“You can’t simply gift-wrap gaffes by using the cachet of one brand to camouflage the conduct of another. But if you’re aiming to do something structurally and strategically different, it makes sense to rationalise your brands. If you are building an emerald city then fancy new curtains are fine, but if you draw them back to reveal the same old tricks then you’re heading for trouble. If the group rebrand is all fur coat, shoppers, shareholders and staff will quickly see through it. It’s pivotal to keep your own house in order. Brands are built on what people say when you’re not in the room.”
Sam Farrow, creative and managing director at Farrow Creative
“At a PLC level, the success of the re-badging – and ultimately that’s what it will be considered if the underlying brand behaviours fail to evolve with the identity – will be judged by the group’s actions over time.
From a re-positioning perspective, existing brands operating under a Frasers Group umbrella have some way to go to support any elevation in image. With demands on brands to behave more responsibly, Sports Direct already faces an uphill struggle, while the ailing House of Fraser has become a home for some of the less desirable brands in SDI’s portfolio, diluting the premium department store feel. It’s a timely reminder that a clearly defined brand DNA and strategy can prevent the need for costly reinvention.”

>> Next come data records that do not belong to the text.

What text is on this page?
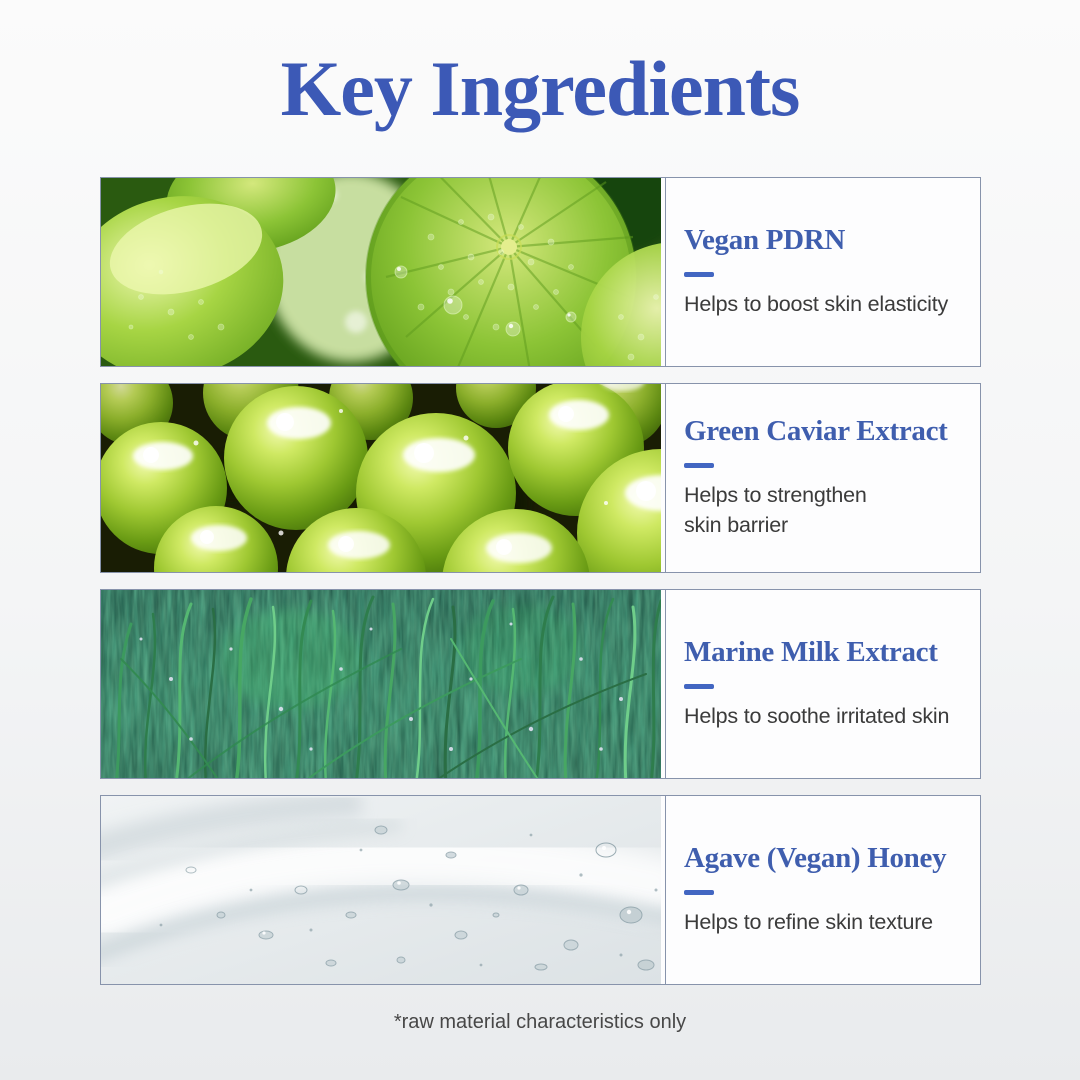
Key Ingredients
Vegan PDRN

Helps to boost skin elasticity

Green Caviar Extract

Helps to strengthen
skin barrier

Marine Milk Extract

Helps to soothe irritated skin

Agave (Vegan) Honey

Helps to refine skin texture

*raw material characteristics only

Matt Oakley, strategy director at Taxi Studio
“It’s no secret that Sports Direct is the worst experience on the High Street. With two sporty kids, I find myself there far more frequently than I want to be. And I would endorse just about any change. But this rebrand is about the group, not the store, and may not immediately impact the customer. When the group acquired House of Fraser and made plans for the luxury Frasers proposition, shared DNA with Sports Direct was always going to be incongruous. But moving from a corporate name derived from its consumer brand (Sports Direct) to a corporate name derived from another consumer brand (Frasers) seems like a risk.
Will there be a further group rename if the Frasers brand fails? And will the Frasers association ring true anyway or be seen as a superficial sticking plaster? For consumers, we can only hope that that the rename of the group symbolises a deeper reinvention of culture, values, customer-centric thinking and innovation. Because, with many more football boots and trainers to buy, it would make my life a little more pleasant.”

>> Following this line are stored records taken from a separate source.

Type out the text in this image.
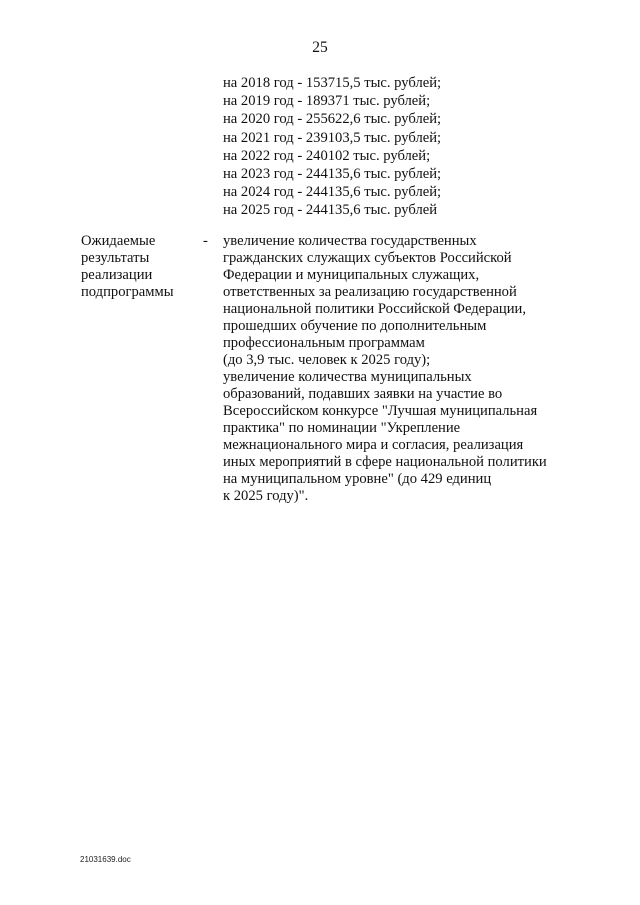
25
на 2018 год - 153715,5 тыс. рублей;
на 2019 год - 189371 тыс. рублей;
на 2020 год - 255622,6 тыс. рублей;
на 2021 год - 239103,5 тыс. рублей;
на 2022 год - 240102 тыс. рублей;
на 2023 год - 244135,6 тыс. рублей;
на 2024 год - 244135,6 тыс. рублей;
на 2025 год - 244135,6 тыс. рублей
Ожидаемые
результаты
реализации
подпрограммы
- увеличение количества государственных
гражданских служащих субъектов Российской
Федерации и муниципальных служащих,
ответственных за реализацию государственной
национальной политики Российской Федерации,
прошедших обучение по дополнительным
профессиональным программам
(до 3,9 тыс. человек к 2025 году);
увеличение количества муниципальных
образований, подавших заявки на участие во
Всероссийском конкурсе "Лучшая муниципальная
практика" по номинации "Укрепление
межнационального мира и согласия, реализация
иных мероприятий в сфере национальной политики
на муниципальном уровне" (до 429 единиц
к 2025 году)".
21031639.doc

Emily Penny, brand name consultant at Becolourful
“This move will be inevitably viewed as a poor attempt to shake off a bad reputation, but I do feel the change is justified if their long-term ambition is to grow and diversify their retail offer beyond sport. I would say the choice of name is a huge risk. Frasers Group will be closely associated with House of Fraser, which Ashley himself says has problems that “are nothing short of terminal”. This is a name with a heap of unwanted baggage of its own, including a continuous link back to a controversial rescue deal and a high street of days gone by.
I’d say what is called for here is revolution not evolution. But ultimately, true change comes from within, not through names and logos. As the brand saying goes: “is this a change of symbol? Or symbol of change?” The cynic in me says the former.”
Karen Hughes, founder and creative director at Edit Brand Studio
“Name changes are one of the most powerful ways to signal a change in direction for a brand. Much rarer than a visual overhaul, they often reflect a proposed shift in positioning, expectation and, most importantly, business culture.
In this case, the move from an association with one of its portfolio brands with a challenging brand reputation – Sports Direct – to a name that echoes what the company hopes will be the future jewel in its elevated portfolio makes a statement about where Mike Ashley sees the future of his business.
It might have been easier to choose a name that is separate from any of Sports Direct’s brands to reflect more of a house of brands approach, like Capri Holdings did after Michael Kors acquired Jimmy Choo and Versace. This approach, however, uses verbal identity to focus the group’s fortunes on his more premium ‘Harrods of the North’ offer. As a result, the success of the name change will be strongly associated with the future success – or otherwise – of its new flagship proposition.”
Deborah Stafford-Watson, Head of Provocation & Strategy UK at Elmwood
“Sports Direct are not the first to seek a rebrand or a shift in brand positioning after a spell of damaging press, and certainly won’t be the last. From this year’s tax and governance debacle to their ongoing woes with House of Fraser, one could dismiss the rebrand as an attempted quick fix for far deeper-reaching issues. This does not necessarily need to be the case; many high profile organisations have made great success of post-scandal rebrands (take Andersen Consulting, for example).
However such changes cannot be skin deep alone; to truly step change and ‘elevate’, Sports Direct must rebrand internally, transforming their internal culture alongside their external group brand. With increasing consumer demands for authenticity and transparency from brands, changing a name alone will not suffice. Shifting the group to a more aspirational lifestyle positioning could be an interesting move alongside the rebrand, but only if grounded in a deep understanding of their customer, their values and needs.